The parenting plan should detail steps that both parents will take to raise their children. Many co-parents are content with a 50-50 plan.
They will split the time they have with their children evenly. Some co-parents switch off at the end of a week or month.
The co-parents should also decide on financial responsibilities. Each parent is expected to pay some amount toward their child’s healthcare, education, and other expenses.
But one parent may pay more if they make more money. The co-parents can work out a child support agreement, or they can tailor a payment for a specific purpose. One parent can pay more for education or food while other expenses are split evenly.
There are a number of ways that parents can decide on housing. One parent can live in the family home while another moves out. The child can then move in between each home.
The parents can also decide on a birdnesting approach. The child remains in the family home while the parents circulate out. This may prevent disruption during and after the separation process.
It will take time to hash out the exact arrangements. Co-parents should be patient and communicative, at least with their lawyers.
Spending Time With the Children
The psychological effects of divorce on children can be profound.

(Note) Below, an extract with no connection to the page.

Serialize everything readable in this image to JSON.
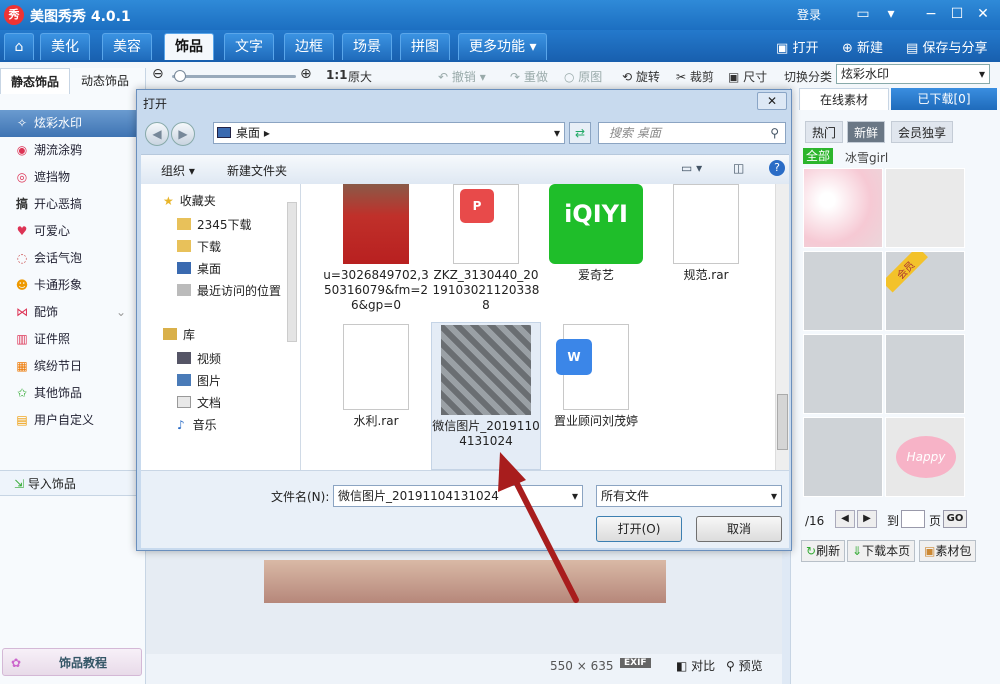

Many young children feel confused or guilty about the separation, blaming themselves for it. Older children can get angry at one or both parents, disconnecting themselves from the family.
It is essential that both co-parents offer support to their children during the separation process. They should try to maintain the connections they had before the process began. This includes having meals together and attending extracurricular events.
Each co-parent can have conversations about the process with their child. They should assure them that they did nothing wrong and that the process is going smoothly.
Under no circumstances should the parent pit the child against the other parent. Parents should avoid talking about the reasons for the divorce or any legal complications.
An older child may want involvement in the process in some way. They may want to offer their thoughts on where they want to live.
It is okay for the child to express their thoughts, but they should avoid picking a side. The child can write a document discussing their desires and send it to the judge.
Attending Court Hearings
Both parents may need to attend several court hearings. The hearings tend to be short, though they involve important issues.
It is very important that both parents seem professional. They should wear formal attire and be deferential to the judge and court officials.
During the initial hearing, the judge hears the issues present in the case. They ask to see the parenting plans and petitions from both sides. They then ask questions of each co-parent to determine what the right custody arrangement should be.
A judge’s highest obligation is to the child. This means that they have the leeway to adjust or reject arrangements, even if both parents agree on them.
The judge will take time to consider all relevant factors. They will then issue a parenting order that both parents should adhere to.
They will break down physical custody and legal custody. Both parents may be allowed to see their child, but one parent may have the right to make decisions for the child. The parents must carry out the decision, though they can modify terms as time goes on.
Hire a Child Custody Lawyer
The child custody process involves several steps. It begins with the filing of court documents. Co-parents should describe their assets and living situations to the judge.
The two parties should then work together on a parenting plan. They should negotiate how they will divide parenting time and cover the child’s expenses.
Along the way, both co-parents should remain involved in their child’s life. They should also attend any relevant court appearances and abide by the judge’s ruling.